Poker News

With the time running out on its legislative session, the Pennsylvania state legislature has yet to act on funding their Fiscal Year 2017 budget, leaving in limbo the future of online gaming and/or poker in the state in limbo. As of yet, however, the members of the legislature haven’t exactly tipped their hands as to what will happen in the next few weeks.

If you’ll recall, the Pennsylvania General Assembly passed a $31.8 million budget in June, but didn’t include a way to pay for the said budget. The budget, which sat on Governor Tom Wolf’s desk for the maximum time allowed under Pennsylvania law, was missing one key component, however:  how to go about paying for everything. The discussion for that issue was tabled until the fall session of the General Assembly, which is coming up in the next few weeks.

According to the legislative calendar for the Keystone State, there are exactly three more sessions where legislative duties will be completed. Those are the following time frames:

September 26-28
October 17-19
October 24-26

At some point during the three sessions, the discussion for how the state will pay for the current Fiscal Year’s budget will come up, at which point the discussion of whether online gaming and poker – which was left in the last budget discussions before now – will have its greatest chances of being passed.

There are several options that face legislators regarding the proposed online gaming and poker regulation. They could pass the current spending package “as is,” which would automatically push through the bill and make Pennsylvania the fourth state to regulate online gaming and poker. There is some discussion, however, that some members of the Senate are not pleased with some of the caveats of the online gaming bill – which has in the past included discussion of slot machines in airports and video gaming – which could force renegotiation of the gaming bill.

Then there is the other potential facing the legislature. Pennsylvania legislators have already added to taxes on alcohol and have also started a tax on online spending, such as for Netflix, music downloads or books. But those taxes alone will not get the state to entirely fund their $31 billion budget. There are other methods that might get passed instead of online gaming, methods that, even in an unfriendly tax increase environment (as which exists in the General Assembly, a Republican-dominated body), may be considered before increasing the amount of gambling in the state.

The state could increase the sales tax by as little as a half a percent (from 6% to 6.5%) and find every bit of the money that is necessary for funding the shortfall that currently exists in the budget discussions, which is slightly more than $300 million. The state could also cut the budget (even though it has been signed into law by Wolf) or decide not to fund certain segments of the government as “non-essential” entities.

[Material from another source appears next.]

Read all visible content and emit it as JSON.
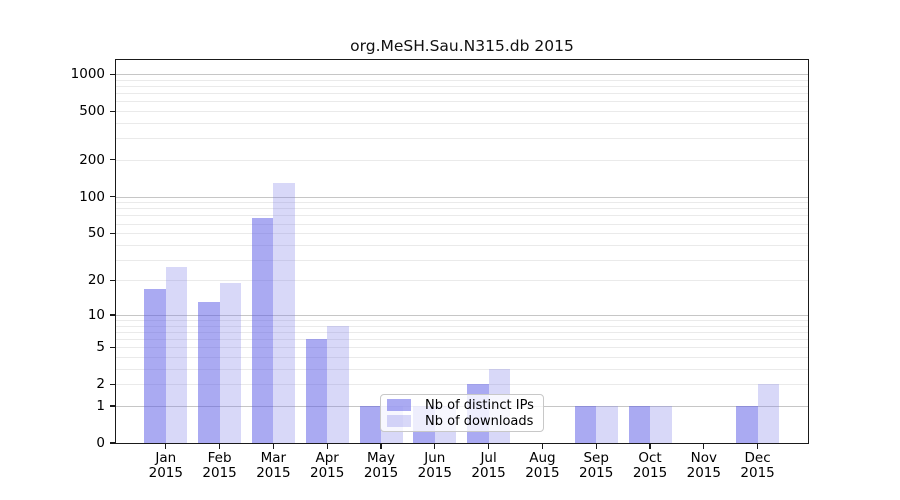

There is also very little discussion as to who the supporters of online gaming and poker are in the State Senate.

On Tuesday, the state’s citizens (and those in the industry) will get some clue with a hearing being held by the Pennsylvania House Gaming Oversight Committee and its chairman, Representative John Payne. Payne was integral to getting the House to pass online gaming regulations before the “summer break” and it is thought that the hearing will help the Senate be able to pass regulation. The hearing will focus on what has occurred in other states that have passed online gaming regulations and fantasy sports regulation and how it could be beneficial to the state of Pennsylvania. That hearing, which will start at 9AM on September 27, will be key to seeing what the current temperature is of online gaming and poker regulation for the state.